Le lumican est un petit protéoglycane riche en leucine (SLRP), l’un des principaux composants extracellulaires de la collagénase interstitielle dans la matrice du stroma cornéen, responsable de l’organisation des fibres de collagène et du maintien de la transparence cornéenne 4,10,11. Les protéoglycanes sont des molécules de la matrice extracellulaire (MEC), qui sont les principales dans la réalisation de la signalisation cellulaire et le maintien de l’homéostasie intracellulaire12. Il a été rapporté que les protéines ECM conduisent les processus cellulaires de prolifération, de différenciation et de migration pendant la cicatrisation des plaies11.

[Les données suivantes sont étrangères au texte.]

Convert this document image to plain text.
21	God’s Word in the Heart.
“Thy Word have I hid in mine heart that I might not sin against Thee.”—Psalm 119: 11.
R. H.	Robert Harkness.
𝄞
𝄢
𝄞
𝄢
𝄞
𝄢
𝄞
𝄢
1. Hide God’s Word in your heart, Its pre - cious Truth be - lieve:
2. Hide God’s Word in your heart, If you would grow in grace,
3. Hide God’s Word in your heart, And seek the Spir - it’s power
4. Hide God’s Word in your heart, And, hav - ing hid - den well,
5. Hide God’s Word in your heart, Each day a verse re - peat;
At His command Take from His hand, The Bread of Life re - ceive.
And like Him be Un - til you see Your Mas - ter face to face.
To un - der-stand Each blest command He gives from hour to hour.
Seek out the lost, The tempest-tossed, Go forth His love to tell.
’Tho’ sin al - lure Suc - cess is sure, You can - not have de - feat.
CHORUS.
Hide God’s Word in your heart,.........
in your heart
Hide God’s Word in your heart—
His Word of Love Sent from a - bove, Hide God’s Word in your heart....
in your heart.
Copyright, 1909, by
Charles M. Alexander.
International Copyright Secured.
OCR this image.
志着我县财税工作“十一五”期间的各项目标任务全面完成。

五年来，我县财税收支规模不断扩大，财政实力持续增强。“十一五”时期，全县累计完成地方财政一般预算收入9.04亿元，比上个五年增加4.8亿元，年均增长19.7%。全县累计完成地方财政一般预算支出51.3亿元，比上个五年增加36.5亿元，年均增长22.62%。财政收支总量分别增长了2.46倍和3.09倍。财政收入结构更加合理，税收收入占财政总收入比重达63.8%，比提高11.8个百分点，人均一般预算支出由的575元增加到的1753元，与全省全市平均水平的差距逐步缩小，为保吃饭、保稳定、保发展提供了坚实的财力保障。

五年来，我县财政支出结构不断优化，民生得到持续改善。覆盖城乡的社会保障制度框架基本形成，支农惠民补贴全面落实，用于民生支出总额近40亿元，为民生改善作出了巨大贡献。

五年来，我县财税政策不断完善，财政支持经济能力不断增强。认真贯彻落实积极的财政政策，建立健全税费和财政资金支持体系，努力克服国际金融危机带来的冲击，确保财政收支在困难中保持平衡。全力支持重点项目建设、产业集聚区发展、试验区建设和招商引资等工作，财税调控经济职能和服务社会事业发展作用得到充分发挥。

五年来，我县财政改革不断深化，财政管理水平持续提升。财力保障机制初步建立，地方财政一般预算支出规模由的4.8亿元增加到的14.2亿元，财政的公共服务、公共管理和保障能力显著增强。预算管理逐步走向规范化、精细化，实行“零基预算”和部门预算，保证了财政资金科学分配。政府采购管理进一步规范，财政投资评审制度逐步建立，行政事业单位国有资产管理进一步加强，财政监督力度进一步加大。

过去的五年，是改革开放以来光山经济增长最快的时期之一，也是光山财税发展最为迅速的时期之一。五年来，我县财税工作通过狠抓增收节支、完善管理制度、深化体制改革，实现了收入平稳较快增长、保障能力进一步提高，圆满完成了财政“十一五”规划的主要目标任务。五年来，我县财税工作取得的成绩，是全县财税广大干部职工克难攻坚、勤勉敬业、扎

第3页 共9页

Les preuves indiquent la participation possible du lumican dans le processus de réépithélialisation cornéenne. Saika et al., dans une étude, ont montré qu’après une lésion cornéenne, le lumican pouvait être détecté dans les kératocytes cornéens entre les 8 premières heures et jusqu’à 3 jours après la blessure. Présentant la plus forte concentration de lumican le deuxième et le troisième jour, ce protéoglycane est par la suite indétectable le septième jour13. Ces données suggèrent la participation du lumican dans l’activation du processus de réépithélialisation cornéenne. D’autre part, dans une autre étude, il a été rapporté que l’absence de lumican retarde la réépithélialisation; Fait intéressant, l’ajout de Lumican pourrait accélérer le processus de réépithélialisation 4,11,13. De même, une étude récente a rapporté que le lumican peut moduler les fonctions inflammatoires des fibroblastes du limbe cornéen14, ce qui suggère un rôle pour le lumican en tant que modulateur de la réponse inflammatoire, antifibrotique et ré-épithélialisante. De même, le lumican peut moduler la réponse cornéenne en interagissant avec des molécules de signalisation telles que Fas-FasL. De plus, l’absence de lumican dans un modèle Lum-/- souris knockout a démontré que l’absence de signalisation lumican empêche une réparation cornéenne adéquate15.

Principalement, cette méthode vise à démontrer un moyen réalisable et accessible d’extraire le lumican de la FA. Avec cette méthode avantageuse d’extraction du lumican, il est possible d’obtenir des concentrations similaires de protéines, ce qui diminue le temps de traitement et le rend plus pratique pour les chercheurs par rapport aux études précédentes16. De plus, ce lumican AME pourrait être utilisé comme adjuvant pour les processus de réparation et de réépithélialisation de la cornée.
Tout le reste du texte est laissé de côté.